Under Rule 8.3(b) of the Takeover Code, any person who is, or becomes, interested in 1% or more of any class of relevant securities of the offeree company or of any securities exchange offeror must make a Dealing Disclosure if the person deals in any relevant securities of the offeree company or of any securities exchange offeror. A Dealing Disclosure must contain details of the dealing concerned and of the person's interests and short positions in, and rights to subscribe for, any relevant securities of each of (i) the offeree company and (ii) any securities exchange offeror, save to the extent that these details have previously been disclosed under Rule 8. A Dealing Disclosure by a person to whom Rule 8.3(b) applies must be made by no later than 3.30 pm (London time) on the business day following the date of the relevant dealing.

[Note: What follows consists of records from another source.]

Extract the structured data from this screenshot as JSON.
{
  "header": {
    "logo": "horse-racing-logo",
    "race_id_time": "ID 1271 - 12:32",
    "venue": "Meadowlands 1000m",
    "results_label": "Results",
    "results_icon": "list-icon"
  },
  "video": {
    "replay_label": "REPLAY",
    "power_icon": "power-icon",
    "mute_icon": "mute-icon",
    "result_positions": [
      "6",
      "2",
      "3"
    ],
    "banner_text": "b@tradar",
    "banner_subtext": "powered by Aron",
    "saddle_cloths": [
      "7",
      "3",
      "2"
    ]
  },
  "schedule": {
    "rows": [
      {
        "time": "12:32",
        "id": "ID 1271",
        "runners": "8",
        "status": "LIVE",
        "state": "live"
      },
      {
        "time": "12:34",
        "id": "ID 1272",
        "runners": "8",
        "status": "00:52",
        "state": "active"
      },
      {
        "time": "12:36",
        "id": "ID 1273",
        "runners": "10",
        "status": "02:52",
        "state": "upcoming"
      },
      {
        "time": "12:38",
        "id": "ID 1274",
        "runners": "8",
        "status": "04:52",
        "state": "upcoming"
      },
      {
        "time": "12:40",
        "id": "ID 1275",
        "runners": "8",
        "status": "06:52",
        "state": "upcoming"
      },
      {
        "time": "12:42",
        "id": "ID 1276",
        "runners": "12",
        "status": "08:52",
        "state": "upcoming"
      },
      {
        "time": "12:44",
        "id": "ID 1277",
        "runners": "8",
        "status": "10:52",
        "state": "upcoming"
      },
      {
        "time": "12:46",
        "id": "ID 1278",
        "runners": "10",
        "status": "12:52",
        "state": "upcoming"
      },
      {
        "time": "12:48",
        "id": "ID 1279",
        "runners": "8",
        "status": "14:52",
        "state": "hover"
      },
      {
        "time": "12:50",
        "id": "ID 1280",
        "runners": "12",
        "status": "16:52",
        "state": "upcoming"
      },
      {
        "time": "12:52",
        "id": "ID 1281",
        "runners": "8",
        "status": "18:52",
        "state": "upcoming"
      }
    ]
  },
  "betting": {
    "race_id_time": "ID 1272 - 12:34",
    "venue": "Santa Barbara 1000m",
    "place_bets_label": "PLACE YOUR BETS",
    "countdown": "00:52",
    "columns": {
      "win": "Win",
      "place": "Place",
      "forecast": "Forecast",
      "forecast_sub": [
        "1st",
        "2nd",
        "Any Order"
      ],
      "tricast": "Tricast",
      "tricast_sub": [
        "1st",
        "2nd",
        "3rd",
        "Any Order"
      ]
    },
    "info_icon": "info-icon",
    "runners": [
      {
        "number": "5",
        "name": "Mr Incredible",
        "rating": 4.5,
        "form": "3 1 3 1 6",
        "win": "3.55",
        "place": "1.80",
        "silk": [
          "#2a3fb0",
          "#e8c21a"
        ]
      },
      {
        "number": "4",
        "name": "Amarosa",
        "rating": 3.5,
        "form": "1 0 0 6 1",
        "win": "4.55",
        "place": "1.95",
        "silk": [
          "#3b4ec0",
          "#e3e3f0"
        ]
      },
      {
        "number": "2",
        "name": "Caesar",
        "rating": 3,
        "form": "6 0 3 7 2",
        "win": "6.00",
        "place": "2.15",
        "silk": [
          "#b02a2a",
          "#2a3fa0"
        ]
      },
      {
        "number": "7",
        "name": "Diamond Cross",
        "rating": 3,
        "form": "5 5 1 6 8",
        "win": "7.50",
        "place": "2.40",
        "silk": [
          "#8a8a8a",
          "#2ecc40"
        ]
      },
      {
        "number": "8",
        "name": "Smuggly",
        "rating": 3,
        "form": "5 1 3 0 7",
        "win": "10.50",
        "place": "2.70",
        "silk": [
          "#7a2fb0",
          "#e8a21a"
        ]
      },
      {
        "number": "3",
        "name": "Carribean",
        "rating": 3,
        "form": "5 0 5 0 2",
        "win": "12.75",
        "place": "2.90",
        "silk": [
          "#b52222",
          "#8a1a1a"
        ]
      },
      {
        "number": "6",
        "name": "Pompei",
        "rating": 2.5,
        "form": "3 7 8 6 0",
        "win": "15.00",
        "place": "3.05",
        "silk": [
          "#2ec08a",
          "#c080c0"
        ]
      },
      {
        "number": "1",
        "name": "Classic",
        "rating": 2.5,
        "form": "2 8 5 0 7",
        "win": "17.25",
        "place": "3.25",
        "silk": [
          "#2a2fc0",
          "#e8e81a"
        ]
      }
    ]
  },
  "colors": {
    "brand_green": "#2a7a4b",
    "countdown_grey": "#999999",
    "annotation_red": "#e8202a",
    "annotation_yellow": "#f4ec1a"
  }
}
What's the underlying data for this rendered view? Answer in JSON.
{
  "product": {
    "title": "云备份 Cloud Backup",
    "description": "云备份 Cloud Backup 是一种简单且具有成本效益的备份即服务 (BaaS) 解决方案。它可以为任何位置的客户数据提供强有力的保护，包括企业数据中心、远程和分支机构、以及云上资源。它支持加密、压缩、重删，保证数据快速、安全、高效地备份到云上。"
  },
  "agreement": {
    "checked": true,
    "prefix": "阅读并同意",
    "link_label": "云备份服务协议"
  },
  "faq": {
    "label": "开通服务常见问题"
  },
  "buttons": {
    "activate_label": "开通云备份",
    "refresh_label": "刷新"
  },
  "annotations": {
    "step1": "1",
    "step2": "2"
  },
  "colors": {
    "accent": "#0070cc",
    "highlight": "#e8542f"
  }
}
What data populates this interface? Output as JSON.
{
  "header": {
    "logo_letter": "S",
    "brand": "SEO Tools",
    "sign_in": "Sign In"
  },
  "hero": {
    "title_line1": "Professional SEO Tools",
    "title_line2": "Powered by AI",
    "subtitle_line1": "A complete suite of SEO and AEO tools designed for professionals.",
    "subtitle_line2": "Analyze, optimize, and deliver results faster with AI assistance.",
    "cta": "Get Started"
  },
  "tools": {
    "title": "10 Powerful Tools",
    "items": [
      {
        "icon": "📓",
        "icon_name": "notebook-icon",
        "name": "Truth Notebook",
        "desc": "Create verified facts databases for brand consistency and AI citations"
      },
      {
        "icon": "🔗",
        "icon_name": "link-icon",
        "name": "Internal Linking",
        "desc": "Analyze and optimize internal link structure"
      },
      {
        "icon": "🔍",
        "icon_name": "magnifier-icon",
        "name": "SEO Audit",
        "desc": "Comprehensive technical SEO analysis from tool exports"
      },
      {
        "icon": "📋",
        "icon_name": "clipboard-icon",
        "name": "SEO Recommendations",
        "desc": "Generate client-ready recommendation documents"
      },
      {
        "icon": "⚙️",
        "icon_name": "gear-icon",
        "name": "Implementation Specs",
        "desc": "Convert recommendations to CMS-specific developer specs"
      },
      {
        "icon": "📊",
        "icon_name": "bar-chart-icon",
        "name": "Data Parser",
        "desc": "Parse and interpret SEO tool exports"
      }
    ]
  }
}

If two or more persons act together pursuant to an agreement or understanding, whether formal or informal, to acquire or control an interest in relevant securities of an offeree company or a securities exchange offeror, they will be deemed to be a single person for the purpose of Rule 8.3.
Opening Position Disclosures must also be made by the offeree company and by any offeror and Dealing Disclosures must also be made by the offeree company, by any offeror and by any persons acting in concert with any of them (see Rules 8.1, 8.2 and 8.4).
Details of the offeree and offeror companies in respect of whose relevant securities Opening Position Disclosures and Dealing Disclosures must be made can be found in the Disclosure Table on the Takeover Panel's website at www.thetakeoverpanel.org.uk, including details of the number of relevant securities in issue, when the offer period commenced and when any offeror was first identified. You should contact the Panel's Market Surveillance Unit on +44 (0)20 7638 0129 if you are in any doubt as to whether you are required to make an Opening Position Disclosure or a Dealing Disclosure.
Certain statements in this announcement are forward looking and so involve risk and uncertainty because they relate to events, and depend upon circumstances that will occur in the future and therefore results and developments can differ materially from those anticipated. The forward-looking statements reflect knowledge and information available at the date of preparation of this announcement and Team Internet undertakes no obligation to update these forward-looking statements.
Relevant Securities in Issue
In accordance with Rule 2.9 of the Code, Team Internet confirms that as at the close of business on 6 January 2025 its issued share capital consisted of 252,114,957 ordinary shares of £0.001 each (excluding shares held in treasury). The ISIN reference number for these shares is GB00BCCW4X83.